He laughed again, yawned lazily, stretched his arms upward, and fell back luxuriously on the bed, resting his tired muscles.
He lay staring at the design of the wall-paper, which was in scrolls of brown that, as they whorled over clear enamelled spaces of creamy white, enclosed an outline in fainter browns and yellow,—a scene of waves breaking on rocks and surmounted by a lighthouse; a far and foreign suggestion to this deeply inland nook, and refreshing, for there was more than vernal warmth in the air. And presently, still repeating—"Mr. John Wray, how do you do to-day?" he slipped off into a half-conscious doze from which he was roused only by a knock at the door.
CHAPTER XII
Downstairs in the hotel there had been the usual stir of the morning. Till a late hour the punkahs had swung back and forth above the long tables in the dining room, each furnished with one of those primitive contrivances for the banishment of flies. The swaying of the pendent fringes of paper rivalled the rustling of the trees in the quadrangle outside, on which the broad, long windows looked, as each punkah-cord was pulled by a specimen of the cheerful and alert pickaninny of that day, keenly interested in all that occurred.
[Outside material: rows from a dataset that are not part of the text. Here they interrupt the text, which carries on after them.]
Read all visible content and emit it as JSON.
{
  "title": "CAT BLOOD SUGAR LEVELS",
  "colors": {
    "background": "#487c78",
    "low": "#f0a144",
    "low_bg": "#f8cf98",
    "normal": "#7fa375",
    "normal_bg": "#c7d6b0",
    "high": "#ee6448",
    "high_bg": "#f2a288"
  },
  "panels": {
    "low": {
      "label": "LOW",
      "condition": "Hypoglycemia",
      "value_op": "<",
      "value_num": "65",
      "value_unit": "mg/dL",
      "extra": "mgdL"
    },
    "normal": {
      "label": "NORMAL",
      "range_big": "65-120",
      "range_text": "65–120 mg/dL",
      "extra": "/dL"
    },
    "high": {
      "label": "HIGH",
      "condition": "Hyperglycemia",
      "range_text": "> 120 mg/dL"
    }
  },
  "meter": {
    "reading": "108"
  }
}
Others ran in and out of the kitchen, bearing to the waiters, to be dispensed among the guests, interminable relays of the waffles of those times, golden brown, delicately rich, soft, yet crisp, of a peculiar lightness,—a kind that will be seen no more, despite the food inventions and dietetic improvements, for the artists of that choice cookery are all dead and their receipts only serve to mark the decadence of proficiency.
Strangers of all sorts, officers of the army, civilians from every quarter of the north, filled the public apartments, aimlessly chatting, discussing the news from the front, smoking matutinal cigars, buying papers from the omnipresent newsboys, or reading them in the big arm-chairs within or on the benches under the trees in the quadrangle, glimpsed in attractive verdure through the open doors of the office. There was continual passing through the halls, and groups filled the verandas and stood about on the sidewalk in front of the hotel, for the great brick pillars that supported the roof of the arcade at the height of the third story were anchored at the curb of the pavement, and this colonnade illustrated the forgotten architect's idea of impressiveness.
In the gay sunshine, the streets, with substantial two and three storied buildings on either side, with much effect of big airy windows and now and again a high, iron-railed balcony, were congested with traffic. The pavements were crowded with pedestrians of varying aspect,—freedmen in rags, idle, exhaustlessly zealous of sensation, grotesquely slouching along, eying the shop windows, seeing all that there was to be seen; soldiers in uniform on furlough; citizens of a new migration, having almost superseded the old townsmen, so limited were the latter in number in comparison with the present population of the gorged town; ladies, many the wives and daughters of Federal officers, with an unfamiliar accent and walk, and with toilettes of a more recent style than characterized the native exponents of fashion. Now and again some passing body of troops filled the avenue,—cavalry, with guidon and trumpet, or a jaunty progress of infantry, to the fife and drum and the tune of "The girl I left behind me!"
At this period the war had focussed a sort of superficial prosperity here. The counters were covered with Northern goods to supply the needs and excite the extravagance of this medley of congregated humanity. Street venders howled their wares in raucous voices that added to the unintelligible clamors of the old highways that were wont to be so dull and quiet and decorous.
The paving stones roared with the reverberation of wheels. Sometimes endless trains of white-hooded army wagons defiled by; again heavy open transfers; sometimes an ambulance anguish-laden passed slowly, taking the crown of the causeway. Occasionally a light-wheeled buggy whisked about with the unmistakable effect of display and with a military charioteer handling the ribbons, who found the Tennessee blooded roadsters much to his mind. And forever the dray, laden with cotton bales sometimes, and sometimes with boxes, or barrels, or hogsheads, took its drag-tailed way to the depots or to the wharf. All was dominated by the presence of the mule—in force, driven loose in hundreds through the town to some remote scene of usefulness, now drawing the great transfers and drays, now giving an exhibition of the peculiar pertinacity of mule nature by planted hoofs and ears laid back and a resolution of immovableness, bringing the whole tumultuous noisy rout to a blockade of such intricacy and cumbrous obstructiveness that one might wonder by what magic the interlocked wheels, the twisted harness, the crowded beasts, the whistling, long-thonged whips and shouting, swearing men were ever disentangled.